One of the biggest issues has been with the airline’s Airbus A220-300 aircraft. These planes had to be grounded for long periods due to engine problems and a shortage of spare parts. The four affected aircraft were grounded for between 279 and 721 days — that’s nearly two years in some cases — by the end of June 2023.
These problems came from issues with the engines, which are made by Pratt & Whitney. During the time the planes couldn’t fly, the airline still had to pay fixed costs totaling nearly TSh9.2 billion. Although the government provided about TSh5.5 billion in support to help cover the lease costs, it wasn’t enough to offset the full financial damage.
The audit found that these problems could have been avoided. They said there was a lack of proper research before buying the planes, and poor understanding of the purchase contracts. Because of this, the airline missed opportunities to make warranty claims on the faulty engines — which could have saved them money.
The audit office stated that the company has taken on financial burdens that could have been avoided.
On top of the A220 issues, the airline has had other fleet-related problems. For example, delays in getting permits and slots have held back the launch of cargo (freight) operations.
There’s also a big problem with a De Havilland Dash 8-300 aircraft. This plane has been grounded for over seven years — and four of those years were spent trying to fix it, without success. The airline spent a huge TSh20.6 billion trying to maintain and refurbish the aircraft, but it still wasn’t working as of June 2024.
The audit report blamed this on difficulty getting spare parts and poor decision-making.

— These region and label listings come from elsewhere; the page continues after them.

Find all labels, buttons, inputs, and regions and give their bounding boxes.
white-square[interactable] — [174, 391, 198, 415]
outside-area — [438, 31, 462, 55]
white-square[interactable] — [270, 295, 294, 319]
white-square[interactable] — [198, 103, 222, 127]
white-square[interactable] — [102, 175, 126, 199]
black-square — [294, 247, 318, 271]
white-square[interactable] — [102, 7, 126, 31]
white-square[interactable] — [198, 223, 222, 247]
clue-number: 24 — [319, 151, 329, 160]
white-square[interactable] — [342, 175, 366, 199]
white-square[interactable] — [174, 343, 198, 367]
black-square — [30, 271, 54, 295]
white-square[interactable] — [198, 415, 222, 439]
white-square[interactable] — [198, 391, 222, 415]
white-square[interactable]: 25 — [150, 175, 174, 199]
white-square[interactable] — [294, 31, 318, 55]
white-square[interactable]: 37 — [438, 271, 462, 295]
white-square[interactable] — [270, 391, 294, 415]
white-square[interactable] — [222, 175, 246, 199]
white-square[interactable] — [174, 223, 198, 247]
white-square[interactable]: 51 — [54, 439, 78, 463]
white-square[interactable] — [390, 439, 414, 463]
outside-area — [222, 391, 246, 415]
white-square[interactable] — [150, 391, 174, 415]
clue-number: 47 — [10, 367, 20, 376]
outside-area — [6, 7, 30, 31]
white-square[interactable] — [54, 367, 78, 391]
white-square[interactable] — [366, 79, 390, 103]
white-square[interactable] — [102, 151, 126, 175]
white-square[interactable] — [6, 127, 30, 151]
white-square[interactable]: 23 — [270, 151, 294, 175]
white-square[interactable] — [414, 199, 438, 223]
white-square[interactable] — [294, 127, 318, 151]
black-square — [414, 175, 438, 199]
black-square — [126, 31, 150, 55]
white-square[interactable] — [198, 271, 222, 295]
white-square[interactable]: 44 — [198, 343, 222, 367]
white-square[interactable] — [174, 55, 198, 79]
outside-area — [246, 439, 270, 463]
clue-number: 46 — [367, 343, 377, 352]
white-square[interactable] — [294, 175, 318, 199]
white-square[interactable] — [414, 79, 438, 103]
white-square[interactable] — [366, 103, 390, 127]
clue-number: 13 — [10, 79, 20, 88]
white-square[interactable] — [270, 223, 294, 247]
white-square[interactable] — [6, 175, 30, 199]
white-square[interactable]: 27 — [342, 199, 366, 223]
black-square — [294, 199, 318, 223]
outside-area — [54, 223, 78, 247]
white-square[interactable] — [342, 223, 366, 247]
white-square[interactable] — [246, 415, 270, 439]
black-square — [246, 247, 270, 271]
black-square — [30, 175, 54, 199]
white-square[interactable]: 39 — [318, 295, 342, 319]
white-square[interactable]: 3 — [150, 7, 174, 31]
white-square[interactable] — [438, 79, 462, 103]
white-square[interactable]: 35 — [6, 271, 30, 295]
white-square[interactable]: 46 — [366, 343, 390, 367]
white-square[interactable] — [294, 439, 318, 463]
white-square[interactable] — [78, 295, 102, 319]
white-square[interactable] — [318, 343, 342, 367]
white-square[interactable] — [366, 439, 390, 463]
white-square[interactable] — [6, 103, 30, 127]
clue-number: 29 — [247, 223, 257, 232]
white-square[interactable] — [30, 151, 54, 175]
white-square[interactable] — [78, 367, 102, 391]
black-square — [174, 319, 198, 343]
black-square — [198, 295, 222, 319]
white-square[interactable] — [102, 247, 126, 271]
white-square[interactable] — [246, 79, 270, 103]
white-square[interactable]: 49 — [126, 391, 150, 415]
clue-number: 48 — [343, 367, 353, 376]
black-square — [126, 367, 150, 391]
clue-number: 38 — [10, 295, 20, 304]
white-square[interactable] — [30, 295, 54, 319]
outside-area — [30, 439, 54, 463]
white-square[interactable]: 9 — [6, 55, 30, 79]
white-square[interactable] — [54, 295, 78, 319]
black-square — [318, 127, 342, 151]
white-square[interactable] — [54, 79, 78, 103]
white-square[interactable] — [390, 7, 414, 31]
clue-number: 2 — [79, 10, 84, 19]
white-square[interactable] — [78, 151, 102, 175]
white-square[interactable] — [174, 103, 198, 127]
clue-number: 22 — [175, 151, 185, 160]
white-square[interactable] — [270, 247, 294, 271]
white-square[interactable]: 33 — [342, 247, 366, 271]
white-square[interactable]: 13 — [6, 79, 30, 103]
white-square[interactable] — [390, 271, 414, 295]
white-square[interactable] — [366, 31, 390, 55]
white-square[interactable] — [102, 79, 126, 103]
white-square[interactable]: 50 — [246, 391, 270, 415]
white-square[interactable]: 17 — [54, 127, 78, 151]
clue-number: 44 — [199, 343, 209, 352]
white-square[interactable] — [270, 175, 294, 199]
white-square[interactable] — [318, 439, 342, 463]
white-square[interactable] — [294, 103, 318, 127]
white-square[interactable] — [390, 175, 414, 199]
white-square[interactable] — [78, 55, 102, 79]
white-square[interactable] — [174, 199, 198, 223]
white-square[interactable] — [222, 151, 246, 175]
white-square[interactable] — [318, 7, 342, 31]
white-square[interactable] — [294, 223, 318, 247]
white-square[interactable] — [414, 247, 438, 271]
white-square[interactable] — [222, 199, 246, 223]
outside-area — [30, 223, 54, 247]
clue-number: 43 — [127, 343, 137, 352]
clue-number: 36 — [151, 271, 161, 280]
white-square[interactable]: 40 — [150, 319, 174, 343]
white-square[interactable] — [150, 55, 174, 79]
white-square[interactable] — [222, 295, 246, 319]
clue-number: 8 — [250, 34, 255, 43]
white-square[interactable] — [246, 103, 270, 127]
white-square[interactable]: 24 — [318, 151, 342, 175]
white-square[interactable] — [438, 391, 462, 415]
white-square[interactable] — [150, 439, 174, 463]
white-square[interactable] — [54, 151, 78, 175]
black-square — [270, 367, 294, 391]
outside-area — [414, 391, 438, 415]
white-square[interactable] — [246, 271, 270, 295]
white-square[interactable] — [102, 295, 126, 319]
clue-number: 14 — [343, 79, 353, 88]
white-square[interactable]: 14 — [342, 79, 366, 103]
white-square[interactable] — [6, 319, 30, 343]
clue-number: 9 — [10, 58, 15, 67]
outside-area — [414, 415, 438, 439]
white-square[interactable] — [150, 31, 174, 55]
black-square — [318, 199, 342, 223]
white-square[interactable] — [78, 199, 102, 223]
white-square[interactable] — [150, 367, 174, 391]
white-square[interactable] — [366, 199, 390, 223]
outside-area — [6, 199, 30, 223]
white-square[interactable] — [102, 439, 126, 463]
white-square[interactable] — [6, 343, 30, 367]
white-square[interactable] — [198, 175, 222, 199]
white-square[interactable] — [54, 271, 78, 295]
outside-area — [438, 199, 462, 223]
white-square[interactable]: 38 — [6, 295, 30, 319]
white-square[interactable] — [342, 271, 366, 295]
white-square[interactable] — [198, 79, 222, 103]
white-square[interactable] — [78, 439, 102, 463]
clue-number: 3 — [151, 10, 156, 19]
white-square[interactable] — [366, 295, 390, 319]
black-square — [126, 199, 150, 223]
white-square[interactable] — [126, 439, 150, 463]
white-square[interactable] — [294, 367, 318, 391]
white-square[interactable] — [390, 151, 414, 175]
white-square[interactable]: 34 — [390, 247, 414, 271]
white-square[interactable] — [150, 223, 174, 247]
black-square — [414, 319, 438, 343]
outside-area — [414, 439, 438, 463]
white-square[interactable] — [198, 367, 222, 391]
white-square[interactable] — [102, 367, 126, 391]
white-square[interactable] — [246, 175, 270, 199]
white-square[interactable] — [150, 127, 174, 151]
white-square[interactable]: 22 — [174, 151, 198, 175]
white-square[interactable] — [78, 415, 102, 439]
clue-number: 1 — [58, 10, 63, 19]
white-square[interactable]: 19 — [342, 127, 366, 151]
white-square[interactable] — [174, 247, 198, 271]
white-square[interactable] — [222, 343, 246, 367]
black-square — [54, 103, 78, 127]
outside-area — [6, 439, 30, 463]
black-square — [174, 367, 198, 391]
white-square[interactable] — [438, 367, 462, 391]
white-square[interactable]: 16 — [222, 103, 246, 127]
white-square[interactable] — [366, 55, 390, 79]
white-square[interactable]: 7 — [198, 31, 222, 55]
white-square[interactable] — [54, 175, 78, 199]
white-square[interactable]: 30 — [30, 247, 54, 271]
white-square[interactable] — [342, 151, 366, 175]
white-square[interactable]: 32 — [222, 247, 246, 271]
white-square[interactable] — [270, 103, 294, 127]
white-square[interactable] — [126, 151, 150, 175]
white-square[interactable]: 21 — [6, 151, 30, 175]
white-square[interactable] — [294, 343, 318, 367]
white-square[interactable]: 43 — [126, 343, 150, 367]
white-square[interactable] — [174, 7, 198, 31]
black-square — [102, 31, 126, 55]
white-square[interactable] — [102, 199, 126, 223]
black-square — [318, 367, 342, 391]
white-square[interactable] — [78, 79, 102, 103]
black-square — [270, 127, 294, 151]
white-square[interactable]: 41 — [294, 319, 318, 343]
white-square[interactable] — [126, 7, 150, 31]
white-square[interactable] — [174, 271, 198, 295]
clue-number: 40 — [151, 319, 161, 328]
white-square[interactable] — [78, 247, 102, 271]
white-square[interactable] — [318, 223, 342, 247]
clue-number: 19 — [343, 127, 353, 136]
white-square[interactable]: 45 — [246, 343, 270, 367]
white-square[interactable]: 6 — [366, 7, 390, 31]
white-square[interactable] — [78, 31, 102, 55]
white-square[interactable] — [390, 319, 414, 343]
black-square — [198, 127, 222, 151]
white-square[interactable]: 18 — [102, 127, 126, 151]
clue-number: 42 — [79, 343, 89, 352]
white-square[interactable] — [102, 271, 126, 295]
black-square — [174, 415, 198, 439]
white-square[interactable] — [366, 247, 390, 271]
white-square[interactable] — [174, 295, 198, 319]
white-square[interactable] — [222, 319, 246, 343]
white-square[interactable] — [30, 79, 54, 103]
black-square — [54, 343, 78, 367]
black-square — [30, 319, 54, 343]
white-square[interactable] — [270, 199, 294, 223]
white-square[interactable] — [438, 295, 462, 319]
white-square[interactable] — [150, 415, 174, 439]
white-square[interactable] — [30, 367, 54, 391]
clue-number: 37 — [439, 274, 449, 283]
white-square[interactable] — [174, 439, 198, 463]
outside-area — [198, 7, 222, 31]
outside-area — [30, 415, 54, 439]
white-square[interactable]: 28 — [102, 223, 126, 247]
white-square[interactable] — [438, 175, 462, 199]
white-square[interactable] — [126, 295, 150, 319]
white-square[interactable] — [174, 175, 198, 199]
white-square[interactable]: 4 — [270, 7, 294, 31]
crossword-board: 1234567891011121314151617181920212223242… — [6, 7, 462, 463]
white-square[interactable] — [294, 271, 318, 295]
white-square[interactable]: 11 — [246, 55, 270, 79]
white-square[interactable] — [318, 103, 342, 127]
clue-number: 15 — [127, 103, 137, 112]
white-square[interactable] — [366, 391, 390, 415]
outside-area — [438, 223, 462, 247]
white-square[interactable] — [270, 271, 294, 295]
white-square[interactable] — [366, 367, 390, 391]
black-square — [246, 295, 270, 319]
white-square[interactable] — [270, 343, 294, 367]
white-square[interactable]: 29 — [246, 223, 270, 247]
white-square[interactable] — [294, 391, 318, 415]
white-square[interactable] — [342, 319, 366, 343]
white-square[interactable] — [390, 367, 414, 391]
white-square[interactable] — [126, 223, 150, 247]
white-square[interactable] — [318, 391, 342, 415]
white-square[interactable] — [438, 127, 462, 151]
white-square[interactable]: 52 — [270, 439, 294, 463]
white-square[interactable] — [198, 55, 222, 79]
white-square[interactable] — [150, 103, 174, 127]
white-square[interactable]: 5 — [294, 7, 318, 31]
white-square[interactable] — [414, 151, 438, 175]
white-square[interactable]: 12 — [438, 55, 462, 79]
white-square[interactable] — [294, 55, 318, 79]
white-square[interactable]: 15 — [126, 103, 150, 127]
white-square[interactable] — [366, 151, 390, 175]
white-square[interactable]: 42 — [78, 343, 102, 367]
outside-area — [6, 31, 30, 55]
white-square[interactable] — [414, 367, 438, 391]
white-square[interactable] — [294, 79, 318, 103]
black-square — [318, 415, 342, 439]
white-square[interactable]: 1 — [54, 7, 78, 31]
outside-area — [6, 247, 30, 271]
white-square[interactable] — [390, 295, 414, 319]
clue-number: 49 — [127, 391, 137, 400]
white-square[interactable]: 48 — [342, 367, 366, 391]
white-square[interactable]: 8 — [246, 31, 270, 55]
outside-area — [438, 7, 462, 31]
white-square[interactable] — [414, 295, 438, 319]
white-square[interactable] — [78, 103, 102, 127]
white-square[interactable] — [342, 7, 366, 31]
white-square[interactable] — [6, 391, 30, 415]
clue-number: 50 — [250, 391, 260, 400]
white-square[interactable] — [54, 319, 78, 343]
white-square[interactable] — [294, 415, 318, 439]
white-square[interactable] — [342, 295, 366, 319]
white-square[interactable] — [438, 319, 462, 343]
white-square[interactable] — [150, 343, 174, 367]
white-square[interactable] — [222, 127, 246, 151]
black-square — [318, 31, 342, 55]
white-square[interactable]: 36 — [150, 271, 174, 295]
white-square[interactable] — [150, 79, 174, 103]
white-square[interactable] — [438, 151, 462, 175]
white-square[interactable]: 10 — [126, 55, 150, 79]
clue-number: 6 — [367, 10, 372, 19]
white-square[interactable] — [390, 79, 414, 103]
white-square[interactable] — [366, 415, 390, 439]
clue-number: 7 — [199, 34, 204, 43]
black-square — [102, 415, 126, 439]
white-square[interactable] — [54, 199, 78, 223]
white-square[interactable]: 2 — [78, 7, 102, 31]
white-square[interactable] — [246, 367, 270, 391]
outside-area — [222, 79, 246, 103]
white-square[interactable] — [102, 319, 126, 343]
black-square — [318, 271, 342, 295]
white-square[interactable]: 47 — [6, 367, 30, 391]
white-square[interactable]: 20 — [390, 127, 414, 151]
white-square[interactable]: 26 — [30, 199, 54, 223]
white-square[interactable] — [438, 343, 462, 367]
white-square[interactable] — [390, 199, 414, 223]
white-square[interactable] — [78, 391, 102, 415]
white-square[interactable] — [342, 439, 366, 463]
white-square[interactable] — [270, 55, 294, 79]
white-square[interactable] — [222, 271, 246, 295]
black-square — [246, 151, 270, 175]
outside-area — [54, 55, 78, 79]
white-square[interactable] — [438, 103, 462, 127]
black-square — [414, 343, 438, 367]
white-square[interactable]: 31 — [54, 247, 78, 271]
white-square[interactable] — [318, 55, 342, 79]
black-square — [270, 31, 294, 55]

It said the airline’s management didn’t properly assess whether it was financially wise to try and repair the old plane before spending money on it.
Auditors are urging Air Tanzania and the government to carry out a serious review of the airline’s operations. They suggest studying whether the current aircraft types — especially the A220s — are still the right choice, considering all the costs and issues faced so far.
With years of ongoing losses, high spending on aircraft that aren’t flying, and problems with spare parts and planning, the future of Air Tanzania may depend on making smarter, more informed decisions going forward.